Warning against confirmation bias is missed because of confirmation bias
Lior Pachter is an absolute genius. Please read his The relative impact factor of glamour journals is 2.166. Read it now, before you look through the rest of this post, because I will ruin it.
Done? Did you love it? If you loved it, is that because it confirms that the impact factor is a terrible metric? Is that because it confirms that PLOS ONE doesn't have good articles? Did you love it because of the study design?
If you answered "yes" to any of the above, you probably missed the "supplementary" part of Lior's post. You probably didn't click on the "data avaialble here" link. Don't worry, you are not alone. Lior didn't just do one experiment. He used us as subjects on Twitter, and then, more importantly, he used us subjects in his post. It's not at all a post about the impact factor.
Lior's post is a brilliant illustration of the confirmation bias. He is pretty clear about it. But confirmation bias is so strong, most of us missed it. I also missed it. Was going to ask Lior why the results for Cell and Nature, compared to Nature Biotech, were so strange. Before asking on Twitter, I looked carefully at the "supplementary" on Lior's post and then realized the true genius behind this.

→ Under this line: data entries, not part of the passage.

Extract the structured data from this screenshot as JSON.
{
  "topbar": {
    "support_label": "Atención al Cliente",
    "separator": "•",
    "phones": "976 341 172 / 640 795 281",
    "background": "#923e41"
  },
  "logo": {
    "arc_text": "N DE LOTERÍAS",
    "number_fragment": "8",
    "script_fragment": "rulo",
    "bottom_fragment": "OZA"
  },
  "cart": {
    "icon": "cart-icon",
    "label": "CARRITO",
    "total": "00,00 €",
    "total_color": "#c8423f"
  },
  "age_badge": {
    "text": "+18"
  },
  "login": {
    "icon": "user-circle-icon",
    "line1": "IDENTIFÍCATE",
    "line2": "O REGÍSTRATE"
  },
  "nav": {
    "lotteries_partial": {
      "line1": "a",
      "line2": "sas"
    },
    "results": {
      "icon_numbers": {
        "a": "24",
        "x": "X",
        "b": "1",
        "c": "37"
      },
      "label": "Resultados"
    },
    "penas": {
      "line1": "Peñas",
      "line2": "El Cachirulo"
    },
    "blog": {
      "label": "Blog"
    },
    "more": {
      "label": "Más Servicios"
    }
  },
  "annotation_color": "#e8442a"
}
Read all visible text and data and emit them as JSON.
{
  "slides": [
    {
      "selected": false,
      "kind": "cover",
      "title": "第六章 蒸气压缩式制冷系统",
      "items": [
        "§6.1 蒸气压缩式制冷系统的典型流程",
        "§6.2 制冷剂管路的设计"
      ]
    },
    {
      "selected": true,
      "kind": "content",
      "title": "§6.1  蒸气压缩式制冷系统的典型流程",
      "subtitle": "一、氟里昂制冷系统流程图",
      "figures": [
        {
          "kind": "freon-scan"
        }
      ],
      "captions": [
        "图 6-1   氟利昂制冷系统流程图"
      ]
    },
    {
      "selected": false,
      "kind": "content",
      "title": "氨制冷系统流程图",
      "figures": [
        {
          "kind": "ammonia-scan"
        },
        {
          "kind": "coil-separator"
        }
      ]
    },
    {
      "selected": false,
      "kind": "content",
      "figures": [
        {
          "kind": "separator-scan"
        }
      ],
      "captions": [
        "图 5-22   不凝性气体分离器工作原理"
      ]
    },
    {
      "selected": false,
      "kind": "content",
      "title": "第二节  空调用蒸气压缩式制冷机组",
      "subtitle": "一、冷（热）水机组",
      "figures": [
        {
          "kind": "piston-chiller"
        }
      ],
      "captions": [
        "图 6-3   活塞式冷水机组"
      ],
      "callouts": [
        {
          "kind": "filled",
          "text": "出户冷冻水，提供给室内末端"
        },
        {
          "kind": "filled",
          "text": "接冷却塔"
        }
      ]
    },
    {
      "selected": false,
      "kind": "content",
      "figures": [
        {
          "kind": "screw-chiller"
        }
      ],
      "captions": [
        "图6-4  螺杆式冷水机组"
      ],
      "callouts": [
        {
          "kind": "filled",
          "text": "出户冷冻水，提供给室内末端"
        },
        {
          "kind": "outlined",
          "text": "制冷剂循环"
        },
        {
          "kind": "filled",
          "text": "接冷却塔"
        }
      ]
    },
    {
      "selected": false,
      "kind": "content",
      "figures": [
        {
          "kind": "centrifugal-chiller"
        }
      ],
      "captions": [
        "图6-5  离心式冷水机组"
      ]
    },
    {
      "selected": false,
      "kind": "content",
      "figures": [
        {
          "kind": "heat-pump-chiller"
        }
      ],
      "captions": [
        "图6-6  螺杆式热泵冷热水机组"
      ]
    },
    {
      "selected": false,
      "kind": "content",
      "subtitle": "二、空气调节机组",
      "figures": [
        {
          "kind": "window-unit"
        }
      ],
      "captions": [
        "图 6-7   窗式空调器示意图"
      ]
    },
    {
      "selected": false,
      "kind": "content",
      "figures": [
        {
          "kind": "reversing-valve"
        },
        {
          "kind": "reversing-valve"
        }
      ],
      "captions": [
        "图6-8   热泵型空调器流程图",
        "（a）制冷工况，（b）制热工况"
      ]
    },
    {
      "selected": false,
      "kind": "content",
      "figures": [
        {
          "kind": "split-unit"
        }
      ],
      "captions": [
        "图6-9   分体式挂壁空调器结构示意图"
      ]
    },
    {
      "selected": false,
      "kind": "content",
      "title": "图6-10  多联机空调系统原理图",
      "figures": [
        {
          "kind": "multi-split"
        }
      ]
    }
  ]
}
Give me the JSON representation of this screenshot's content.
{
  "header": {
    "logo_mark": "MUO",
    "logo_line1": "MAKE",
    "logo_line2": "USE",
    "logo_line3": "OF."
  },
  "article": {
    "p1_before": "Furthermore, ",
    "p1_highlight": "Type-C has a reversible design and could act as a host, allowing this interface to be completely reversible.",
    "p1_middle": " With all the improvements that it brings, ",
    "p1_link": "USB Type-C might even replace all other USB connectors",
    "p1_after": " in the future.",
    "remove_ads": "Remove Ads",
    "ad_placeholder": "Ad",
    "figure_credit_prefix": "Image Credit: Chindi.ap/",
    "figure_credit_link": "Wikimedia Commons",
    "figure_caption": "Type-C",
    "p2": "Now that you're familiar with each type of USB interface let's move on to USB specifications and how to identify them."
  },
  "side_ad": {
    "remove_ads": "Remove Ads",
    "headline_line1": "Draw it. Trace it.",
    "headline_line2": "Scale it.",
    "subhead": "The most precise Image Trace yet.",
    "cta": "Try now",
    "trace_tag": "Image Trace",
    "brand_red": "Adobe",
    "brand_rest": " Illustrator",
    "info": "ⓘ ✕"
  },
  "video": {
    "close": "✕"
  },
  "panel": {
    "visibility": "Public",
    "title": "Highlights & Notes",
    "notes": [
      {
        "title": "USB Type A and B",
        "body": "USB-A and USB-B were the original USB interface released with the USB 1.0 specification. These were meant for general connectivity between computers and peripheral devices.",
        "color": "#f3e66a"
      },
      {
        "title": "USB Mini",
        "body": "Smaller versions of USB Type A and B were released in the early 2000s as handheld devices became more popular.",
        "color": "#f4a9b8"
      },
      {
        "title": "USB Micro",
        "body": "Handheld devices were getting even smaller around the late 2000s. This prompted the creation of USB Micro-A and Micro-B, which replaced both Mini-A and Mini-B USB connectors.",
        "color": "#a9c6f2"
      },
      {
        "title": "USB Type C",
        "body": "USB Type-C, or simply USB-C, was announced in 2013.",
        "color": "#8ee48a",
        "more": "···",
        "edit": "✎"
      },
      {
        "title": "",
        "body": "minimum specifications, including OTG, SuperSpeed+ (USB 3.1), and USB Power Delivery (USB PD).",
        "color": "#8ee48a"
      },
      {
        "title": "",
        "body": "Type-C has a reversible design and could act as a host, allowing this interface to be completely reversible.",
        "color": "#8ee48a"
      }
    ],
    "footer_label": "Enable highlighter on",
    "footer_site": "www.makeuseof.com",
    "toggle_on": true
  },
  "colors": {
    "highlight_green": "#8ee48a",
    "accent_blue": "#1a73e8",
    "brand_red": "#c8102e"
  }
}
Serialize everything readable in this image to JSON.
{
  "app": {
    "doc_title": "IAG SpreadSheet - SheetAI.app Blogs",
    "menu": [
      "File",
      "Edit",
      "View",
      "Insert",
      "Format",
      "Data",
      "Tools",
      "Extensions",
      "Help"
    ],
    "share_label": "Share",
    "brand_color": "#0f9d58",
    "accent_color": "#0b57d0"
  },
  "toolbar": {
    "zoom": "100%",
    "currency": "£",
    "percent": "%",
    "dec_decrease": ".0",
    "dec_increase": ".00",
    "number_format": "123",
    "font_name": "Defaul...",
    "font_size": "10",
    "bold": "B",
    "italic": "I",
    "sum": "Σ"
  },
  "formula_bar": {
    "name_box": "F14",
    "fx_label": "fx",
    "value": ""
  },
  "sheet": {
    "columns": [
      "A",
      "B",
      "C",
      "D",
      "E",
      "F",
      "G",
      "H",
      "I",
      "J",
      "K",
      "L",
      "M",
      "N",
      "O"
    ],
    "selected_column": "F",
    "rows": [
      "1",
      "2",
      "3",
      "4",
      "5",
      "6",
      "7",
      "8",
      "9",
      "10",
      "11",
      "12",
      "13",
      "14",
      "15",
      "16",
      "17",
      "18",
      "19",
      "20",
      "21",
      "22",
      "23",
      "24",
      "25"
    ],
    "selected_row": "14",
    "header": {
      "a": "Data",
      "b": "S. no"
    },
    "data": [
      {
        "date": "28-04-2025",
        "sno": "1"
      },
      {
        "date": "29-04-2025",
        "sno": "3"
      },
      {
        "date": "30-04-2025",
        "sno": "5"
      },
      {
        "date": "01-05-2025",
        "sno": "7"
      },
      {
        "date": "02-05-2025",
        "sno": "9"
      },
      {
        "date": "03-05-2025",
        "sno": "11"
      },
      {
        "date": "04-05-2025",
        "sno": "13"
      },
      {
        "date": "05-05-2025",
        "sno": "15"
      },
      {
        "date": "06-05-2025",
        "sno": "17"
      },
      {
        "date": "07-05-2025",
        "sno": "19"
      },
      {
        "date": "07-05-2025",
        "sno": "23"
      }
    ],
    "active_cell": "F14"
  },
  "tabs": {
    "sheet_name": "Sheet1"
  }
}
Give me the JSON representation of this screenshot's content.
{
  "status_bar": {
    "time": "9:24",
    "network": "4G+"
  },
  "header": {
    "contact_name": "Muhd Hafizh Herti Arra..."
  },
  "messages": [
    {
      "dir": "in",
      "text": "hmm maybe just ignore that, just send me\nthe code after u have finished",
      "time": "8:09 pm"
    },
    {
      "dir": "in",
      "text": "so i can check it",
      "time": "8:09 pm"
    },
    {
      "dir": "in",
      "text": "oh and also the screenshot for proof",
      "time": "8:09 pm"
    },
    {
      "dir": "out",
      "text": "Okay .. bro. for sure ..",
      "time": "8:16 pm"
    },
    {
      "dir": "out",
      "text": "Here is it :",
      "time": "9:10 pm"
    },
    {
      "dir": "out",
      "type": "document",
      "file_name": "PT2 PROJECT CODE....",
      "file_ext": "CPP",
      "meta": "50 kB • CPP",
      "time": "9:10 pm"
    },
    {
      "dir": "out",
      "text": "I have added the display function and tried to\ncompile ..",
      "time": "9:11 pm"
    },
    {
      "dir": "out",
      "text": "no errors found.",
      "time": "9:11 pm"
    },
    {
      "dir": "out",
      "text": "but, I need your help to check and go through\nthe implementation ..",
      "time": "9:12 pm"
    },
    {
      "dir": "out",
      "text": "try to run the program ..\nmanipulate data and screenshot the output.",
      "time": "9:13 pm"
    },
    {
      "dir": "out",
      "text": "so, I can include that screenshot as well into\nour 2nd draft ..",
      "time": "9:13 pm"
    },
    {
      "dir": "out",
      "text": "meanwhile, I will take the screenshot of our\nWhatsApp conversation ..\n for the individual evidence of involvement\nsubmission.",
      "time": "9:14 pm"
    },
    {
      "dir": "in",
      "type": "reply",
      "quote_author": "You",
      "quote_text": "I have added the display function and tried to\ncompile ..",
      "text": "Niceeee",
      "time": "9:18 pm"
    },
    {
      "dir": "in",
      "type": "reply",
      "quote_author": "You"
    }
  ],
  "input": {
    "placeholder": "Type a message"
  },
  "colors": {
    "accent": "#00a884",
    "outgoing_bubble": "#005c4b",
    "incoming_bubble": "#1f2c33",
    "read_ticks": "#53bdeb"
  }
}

So, again, if you haven't done so yet, take a look at Lior's dataset and read his "supplementary" section.
And, truly, don't feel too bad. As I scan the Twitter buzz around Lior's post, it seems that 90-99% of people didn't look at the supplementary. I have been talking for years about the travesty of relegating methods and data to the supplementary section. Until today, I didn't have anything concrete to illustrate the point. Now, thanks to Lior, I do.